This is a usage question. Seriously.
Folks use both words with great confidence, which leads me to believe they know what they're talking about.
We are assured that on EL&U questions must not be posted whose answers can only be opinion-based. And - if your answer isn't factual, it'll be closed immediately. Yes. We know the drill.
So it came to me as a shock today when someone with a rep of more than 50K (a fellow whom I like, incidentally) began answering a question with "I think ..."
Personally I have nothing against it. Opinions are superior to facts - in Decartes' ... opinion ... anyway. The word opinion is a derivative of the word opine, which means "to think" in Latin. Had Decartes thought ... damn it ! ... had he thought it was the other way around, he would have said "I've got some facts here, therefore ..." But he didn't.
According to the standard definition, a fact is something that can be proven right. (They usually leave it at that; however, an honest person should hasten to add " ... or wrong").
An opinion is something that cannot be proven right, nor wrong for that matter.
Or so they say.
A long, long time ago scientists took it as a matter of course that the Earth was the center of the Universe. To them and their groupies this was a fact. At the same time other scientists protested that the Sun, and not the Earth, was in the center, or slightly off-center. The two schools of thought continued to prove their rivals wrong and their own theory right.

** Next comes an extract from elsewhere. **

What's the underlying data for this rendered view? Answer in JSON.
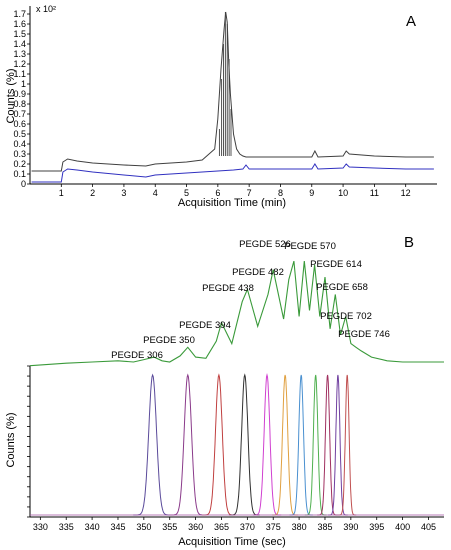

This went on for many centuries. Geocentric, heliocentric.
(There was, to be sure, Nicholas of Cusa, who explained that the Universe as we know it cannot have a geometrical center, but he was pointedly ignored).
Then, many centuries later, someone demonstrated, or thought he did, that neither the Sun nor the Earth were in the middle. Today's scientists believe in the almighty singularity that appeared out of nowhere and detonated itself with such vim and vigor that space, time, matter and energy suddenly appeared and began rapidly to expand in all directions centerlessly. That is now a fact, while the older ideas are no longer viewed as facts: they're outdated opinions. (Facts cannot be outdated: facts are forever, as Cleopatra used to say).
"What is the source of this?" demands the skeptical Mr. X squeamishly when he encounters information that doesn't quite fit into his well-adjusted outlook.
The ancient Romans thought the story of Troy was fiction. Troy? Fiction. Of course. It's a fact. Only ignorant people believe it might be true.
Folks continued to hold this ... op ... whoa. Folks continued to view the fictional nature of Troy as a fact until someone somewhere developed a different ... opinion ... damn it ... Eventually, an amateur named Schliemann dug up something that definitely wasn't Troy. Then, reluctantly, some folks began to agree that it was ... well ... kind of ... Troy.
Now we know for a fact that the Trojan War took place sometime in the 12th Century B.C. Look it up if you don't believe me. What's my source? I've got many. Wikipedia is one. Britannica Encyclopedia is another. There are countless books and essays.
Yes, but all those encyclopedia entries, all those textbook chapters - they didn't just magically appear, did they? No. They were written by, well, people. Reputable and scholarly, but still human. What was their source? Evidence? What evidence? Homer and Schliemann?
But no one questions Troy anymore. There's just no need. Too many entries. Too many books, well-indexed and cross-referenced. Consensus. Part of the paradigm.
But. Someone was first. The pioneer. The trailblazer. The idea's only champion at the time. At some point in the past that someone said, "Homer's account was based on actual historical events."
They called him a moron and told him to keep his uninteresting opinions to himself. Until ...
As it turns out, a fact is an opinion agreed on by many. Evidence or no evidence. An opinion is a unit of information someone believes in. A fact is a unit of information many reputable people believe in.
When you're stating a fact, it does help if your ... uh ... "source" ... is "reputable," i.e. the person whose essay or book you're so cavalierly alluding to is properly certified (has the stamp of approval, a.k.a. "the Sign of the Beast").
Am I right? ...
Now comes the comical part. I'm pretty sure a whole bunch of folks will want to close this question because "it is primarily opinion-based." Which is to say that, while we only consider facts, and never opinions, here on EL&U, what a fact or an opinion actually is is a matter of opinion, not fact.
Or not.
If not, please give me your definition of those two words.